EDRINGTON Group has underlined the booming export growth in the Scotch whisky industry by posting a 13% rise in underlying profits.

However, economic woes in southern Europe forced it to take a near £275 million hit on the value of its rum brand Brugal.

The Glasgow company said it now makes 91% of all its sales outside the UK with brands such as The Famous Grouse benefiting from the creation of a dedicated African hub in the 12 months to March 31 this year.

Turnover at the Highland Park and The Macallan whiskies increased 6.3% from £556.1 million to a record £591.3m, driven by sales growth in the Americas and Asia, with underlying pre-tax profits rising from £148.8m to £168.6m. That allowed Edrington to increase its dividend per share by 13% from 30p to 34p.

However the one-off £274.8m non-cash impairment charge on the Dominican Republic-based rum business Brugal meant Edrington recorded a pre-tax loss of £106.2m.

Edrington bought a majority shareholding in Brugal during 2008 but said future cash flows are now less than were previously estimated due to the difficult economy in Spain, rum's main market.

Chief executive Ian Curle said: "The board has taken the decision to reduce the intangible value of the Brugal brand on the company's balance sheet.

"This action should be viewed in the context of Edrington's other brands performing strongly and the company's sustained outperformance of industry average growth."

Edrington, which also owns Snow Leopard vodka, highlighted plans to extend The Famous Grouse further into fast-growing emerging markets in 2014 and marked Angola, Nigeria, Croatia, Poland and Turkey as locations with strong potential.

Cutty Sark was said to have increased US sales for the first time in 23 years while The Macallan, thought to be the most valuable brand in the company's portfolio, has seen worldwide sales soar 40% in the past five years.
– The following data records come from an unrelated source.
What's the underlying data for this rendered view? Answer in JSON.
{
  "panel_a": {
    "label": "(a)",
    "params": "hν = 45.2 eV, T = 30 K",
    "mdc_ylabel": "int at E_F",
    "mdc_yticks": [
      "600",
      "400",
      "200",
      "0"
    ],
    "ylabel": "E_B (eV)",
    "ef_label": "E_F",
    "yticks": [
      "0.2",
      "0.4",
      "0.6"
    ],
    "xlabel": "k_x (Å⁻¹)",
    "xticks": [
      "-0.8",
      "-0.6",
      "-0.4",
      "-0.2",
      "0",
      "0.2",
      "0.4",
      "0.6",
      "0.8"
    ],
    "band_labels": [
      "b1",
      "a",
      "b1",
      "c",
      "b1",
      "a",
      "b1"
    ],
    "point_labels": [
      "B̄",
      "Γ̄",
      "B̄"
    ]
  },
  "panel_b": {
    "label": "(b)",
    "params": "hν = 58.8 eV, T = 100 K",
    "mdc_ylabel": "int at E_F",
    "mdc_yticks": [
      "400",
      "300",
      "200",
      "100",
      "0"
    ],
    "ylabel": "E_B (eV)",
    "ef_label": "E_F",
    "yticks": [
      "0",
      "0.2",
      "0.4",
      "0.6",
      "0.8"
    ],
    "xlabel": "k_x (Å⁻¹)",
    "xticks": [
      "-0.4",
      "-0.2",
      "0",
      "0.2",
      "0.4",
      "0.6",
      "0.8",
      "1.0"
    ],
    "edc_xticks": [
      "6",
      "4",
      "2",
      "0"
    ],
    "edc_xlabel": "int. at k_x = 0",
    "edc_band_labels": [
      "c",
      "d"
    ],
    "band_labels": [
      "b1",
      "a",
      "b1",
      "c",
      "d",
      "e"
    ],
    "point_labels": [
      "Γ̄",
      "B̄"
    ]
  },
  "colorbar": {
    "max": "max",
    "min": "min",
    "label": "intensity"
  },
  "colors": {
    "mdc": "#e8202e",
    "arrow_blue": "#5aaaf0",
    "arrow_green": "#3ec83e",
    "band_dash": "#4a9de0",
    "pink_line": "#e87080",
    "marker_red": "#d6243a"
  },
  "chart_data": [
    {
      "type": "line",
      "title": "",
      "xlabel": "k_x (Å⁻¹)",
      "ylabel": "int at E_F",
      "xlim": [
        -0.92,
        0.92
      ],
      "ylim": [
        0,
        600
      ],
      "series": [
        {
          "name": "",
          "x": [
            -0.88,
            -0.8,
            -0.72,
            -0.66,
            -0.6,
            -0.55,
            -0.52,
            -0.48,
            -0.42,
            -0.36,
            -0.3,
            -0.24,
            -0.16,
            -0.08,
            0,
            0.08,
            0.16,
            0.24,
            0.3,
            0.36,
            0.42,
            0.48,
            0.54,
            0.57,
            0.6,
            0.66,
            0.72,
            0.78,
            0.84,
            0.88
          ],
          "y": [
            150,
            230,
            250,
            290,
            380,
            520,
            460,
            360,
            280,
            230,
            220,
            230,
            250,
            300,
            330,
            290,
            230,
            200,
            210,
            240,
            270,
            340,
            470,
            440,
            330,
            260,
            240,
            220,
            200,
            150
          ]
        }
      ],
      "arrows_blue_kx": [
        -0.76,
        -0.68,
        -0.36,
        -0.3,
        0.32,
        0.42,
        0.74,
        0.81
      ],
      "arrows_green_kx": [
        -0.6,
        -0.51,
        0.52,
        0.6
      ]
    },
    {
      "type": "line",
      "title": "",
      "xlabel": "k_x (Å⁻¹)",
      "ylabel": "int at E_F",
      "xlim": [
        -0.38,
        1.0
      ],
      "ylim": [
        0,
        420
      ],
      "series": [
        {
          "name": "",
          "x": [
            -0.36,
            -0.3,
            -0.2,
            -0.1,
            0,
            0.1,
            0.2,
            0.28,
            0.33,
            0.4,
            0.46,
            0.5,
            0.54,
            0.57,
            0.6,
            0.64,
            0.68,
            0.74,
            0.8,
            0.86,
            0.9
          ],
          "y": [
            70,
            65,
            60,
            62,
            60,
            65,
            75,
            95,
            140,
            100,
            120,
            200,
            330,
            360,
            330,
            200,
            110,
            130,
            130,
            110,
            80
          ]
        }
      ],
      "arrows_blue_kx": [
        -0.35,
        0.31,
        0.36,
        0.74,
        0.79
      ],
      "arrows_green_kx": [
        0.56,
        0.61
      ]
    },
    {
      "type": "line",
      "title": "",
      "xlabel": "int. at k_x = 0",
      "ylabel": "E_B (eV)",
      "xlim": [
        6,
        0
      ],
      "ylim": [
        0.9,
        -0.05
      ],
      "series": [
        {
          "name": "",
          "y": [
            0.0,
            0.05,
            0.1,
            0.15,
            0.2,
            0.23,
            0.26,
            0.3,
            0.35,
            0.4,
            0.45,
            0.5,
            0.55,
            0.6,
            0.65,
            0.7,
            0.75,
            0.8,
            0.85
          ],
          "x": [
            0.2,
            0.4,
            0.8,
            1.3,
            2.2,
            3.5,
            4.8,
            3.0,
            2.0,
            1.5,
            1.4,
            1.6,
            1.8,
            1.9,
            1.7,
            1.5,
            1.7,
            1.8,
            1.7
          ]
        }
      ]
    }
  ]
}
Last month Edrington said it planned to spend millions of pounds on setting up and expanding sales, marketing and distribution functions in markets including the US, Asia and the Middle East. Mr Curle said the business had performed well during the year.

He said: "In the face of challenging economic conditions in Southern Europe, our overall strength in both established and emerging markets has resulted in an increase in our turnover, profit and dividend.

"The market for premium spirits continues to thrive, which will provide further development and expansion opportunities for Edrington."

A number of boardroom changes were also announced with chairman Sir Ian Good planning to step down later this month after 44 years with the business.

He will be replaced in the role after Edrington's annual general meeting by former Cairn Energy chairman Norman Murray. Edrington non-executive Ronnie Bell becomes senior independent director.

Commercial director Scott McCroskie also formally joins the board, while drinks industry veteran David Richardson is becoming a non-executive director.

According to the annual report, directors' remuneration declined from £3.9m to £3.8m with the highest paid seeing their rewards down slightly from £1.34m to £1.294m.

Average employee numbers dropped from 2265 to 2250, but staff costs increased from £70.8m to £72.9m.

The annual report confirms the group completed a major refinancing in May this year, with The Edrington Group receiving a £225m revolving credit facility and subsidiary The 1887 Company a £310m one from a consortium of six banks.

Edrington's main shareholder, The Robertson Trust, said it had granted £15.3m to Scottish charities in the year, up from £14.7m in the prior period.